ApacheCon Europe 2012

Rhein-Neckar-Arena, Sinsheim, Germany

5–8 November 2012

Virtual Nodes: Rethinking Topology in Cassandra

Eric Evans

Audience level:
Advanced
Track:
NoSQL Database

Wednesday 2:45 p.m.–3:30 p.m. in Level 2 Right

Description

A discussion of the recent work to transition Cassandra from its naive 1-partition-per-node distribution, to a proper virtual nodes implementation.

Abstract

A content-addressable system works by creating a deterministic mapping between unique key and a name-space partition. How these partitions are distributed throughout a cluster of machines is key to a well functioning system.

The most naive approach to a one-hop DHT, uses a single unique token from within the key name-space assigned to each node. The range beginning with the next lowest sorting token and ending in the nodes token, makes up that nodes partition. This single partition per node distribution works, but suffers from a number of problems, not least of which is the small number of localized nodes involved in fail-over and repair, and the operational complexity of expanding the cluster without creating imbalance.

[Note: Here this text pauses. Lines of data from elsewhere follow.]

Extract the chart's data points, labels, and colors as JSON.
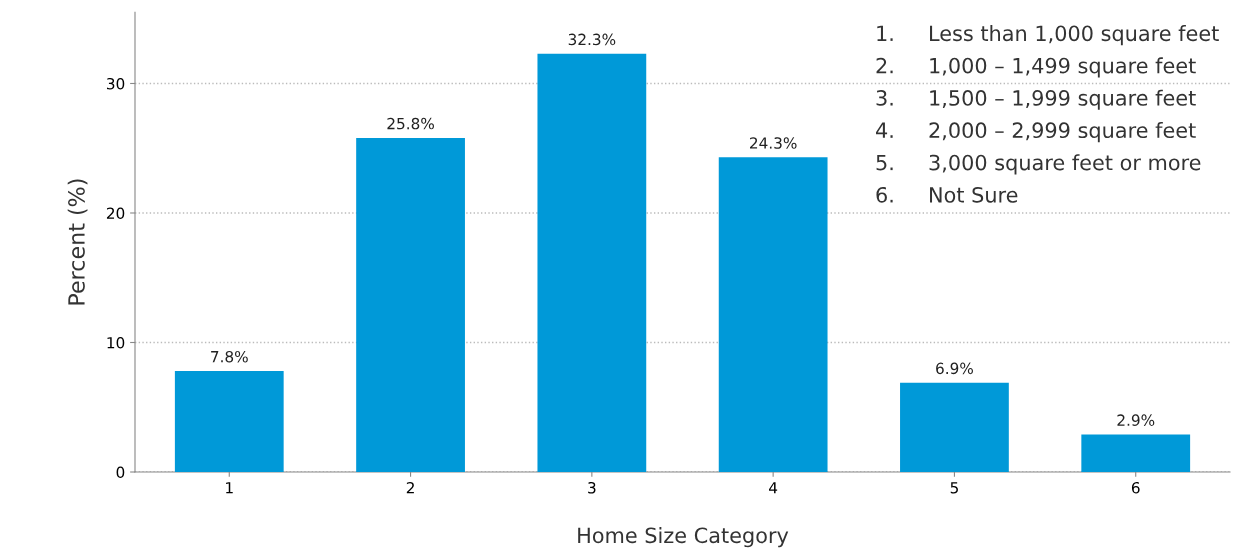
{
  "chart_data": {
    "type": "bar",
    "xlabel": "Home Size Category",
    "ylabel": "Percent (%)",
    "categories": [
      "1",
      "2",
      "3",
      "4",
      "5",
      "6"
    ],
    "values": [
      7.8,
      25.8,
      32.3,
      24.3,
      6.9,
      2.9
    ],
    "value_labels": [
      "7.8%",
      "25.8%",
      "32.3%",
      "24.3%",
      "6.9%",
      "2.9%"
    ],
    "color": "#0099d8",
    "ylim": [
      0,
      35.5
    ],
    "yticks": [
      0,
      10,
      20,
      30
    ],
    "grid": "y",
    "legend": false,
    "annotations": [
      "1.     Less than 1,000 square feet",
      "2.     1,000 – 1,499 square feet",
      "3.     1,500 – 1,999 square feet",
      "4.     2,000 – 2,999 square feet",
      "5.     3,000 square feet or more",
      "6.     Not Sure"
    ]
  }
}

In the white-paper entitled Dynamo: Amazon's Highly Available Key-Value Store, Amazon's solution to partition distribution was to randomly assign many randomly allocated tokens to each machine in the cluster. This approach, referred to as "virtual nodes", permits cluster-wide parallelism during during fail-over and repair, and requires no manual intervention in maintaining a high degree of balance.

Despite the inspiration that Dynamo provided for Cassandra, an early design decision eschewed virtual nodes in favor of a simpler implementation. This talk will compare and contrast the differing approaches to distribution, the properties they provide, and will discuss the transition of Cassandra from 1-token-per-node, to a complete virtual nodes implementation.